Patient education and counselling are effective for increasing preventive behaviours in people who are healthy. For smoking and alcohol misuse and for nutrition and weight control, self monitoring leads to more preventive behaviours.
Patient education and counselling may influence the health of populations by potentially preventing disease morbidity and mortality. Although many educational strategies purport to be effective, systematic examination of the outcome of such strategies has been limited.
Mullen et al examined published and unpublished studies of patient education and counselling to determine the effectiveness of primary prevention approaches dealing with specific health behaviours. They identified 74 studies. Although this is a large number of studies for a meta-analysis, the studies included diverse study methods, prevention areas, and intervention approaches, as well as varied lengths of follow up. Many of the individual studies were too small to show consistent effects. By pooling studies across diverse prevention areas, it is possible that the significance of the effect of some interventions in specific prevention areas cannot be discerned.

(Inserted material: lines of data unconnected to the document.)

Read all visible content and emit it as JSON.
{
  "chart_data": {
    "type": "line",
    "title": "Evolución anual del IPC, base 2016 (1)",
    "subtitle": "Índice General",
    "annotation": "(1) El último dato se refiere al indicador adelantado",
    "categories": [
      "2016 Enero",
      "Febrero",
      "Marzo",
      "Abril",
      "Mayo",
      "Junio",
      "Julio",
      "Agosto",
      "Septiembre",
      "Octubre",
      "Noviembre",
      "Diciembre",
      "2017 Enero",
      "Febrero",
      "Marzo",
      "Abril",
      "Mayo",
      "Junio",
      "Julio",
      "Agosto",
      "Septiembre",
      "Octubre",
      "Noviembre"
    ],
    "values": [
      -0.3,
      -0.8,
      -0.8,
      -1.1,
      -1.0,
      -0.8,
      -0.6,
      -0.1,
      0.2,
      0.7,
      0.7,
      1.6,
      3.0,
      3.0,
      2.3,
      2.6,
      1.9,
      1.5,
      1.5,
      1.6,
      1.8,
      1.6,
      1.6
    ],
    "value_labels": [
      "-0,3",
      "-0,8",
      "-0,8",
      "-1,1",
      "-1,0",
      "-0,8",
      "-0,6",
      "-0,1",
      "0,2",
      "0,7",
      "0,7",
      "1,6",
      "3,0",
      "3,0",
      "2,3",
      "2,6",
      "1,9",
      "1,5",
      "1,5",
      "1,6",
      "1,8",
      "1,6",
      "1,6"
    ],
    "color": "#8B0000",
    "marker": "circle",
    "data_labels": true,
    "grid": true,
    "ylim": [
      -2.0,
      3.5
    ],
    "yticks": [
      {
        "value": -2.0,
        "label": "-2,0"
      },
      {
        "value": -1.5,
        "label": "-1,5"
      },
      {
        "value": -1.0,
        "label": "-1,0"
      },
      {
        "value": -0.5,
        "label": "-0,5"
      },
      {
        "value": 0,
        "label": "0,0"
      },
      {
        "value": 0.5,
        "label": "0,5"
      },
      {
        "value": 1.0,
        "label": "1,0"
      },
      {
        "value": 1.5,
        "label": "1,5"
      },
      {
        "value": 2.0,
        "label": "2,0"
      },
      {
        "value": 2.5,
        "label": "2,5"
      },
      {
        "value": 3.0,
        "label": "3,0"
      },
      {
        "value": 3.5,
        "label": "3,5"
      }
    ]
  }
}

An important aspect of this study is the way in which data were characterised, condensed, and scored. Based on characteristics associated with behaviour change, interventions were evaluated for their use of principles of education, intervention orientation (cognitive or behavioural), number of patient contacts, channel of communication (personal, media, or both), and self monitoring (present or absent). Overall, the analyses show that patient education and counselling contribute to behaviour change for prevention. Nurse practitioners, public health nurses, and others who focus on preventive behavioural change should use behavioural techniques, especially teaching self monitoring, and should include personal communication and written or other audiovisual materials, especially when the goal involves eliminating an existing behaviour (eg, smoking and alcohol use).
Sources of funding: National Center for Health Services Research and Health Care and Technology Assessment; Henry J Kaiser Family Foundation; US Office of Disease Prevention and Health Promotion.
For correspondence: Dr P D Mullen, Center for Health Promotion Research and Development, University of Texas School of Public Health, Houston, TX 77030, USA. Fax +1 713 500 9602.
A modified version of this abstract appears in ACP Journal Club 1998 May-Jun and Evidence-Based Medicine 1998 May-Jun.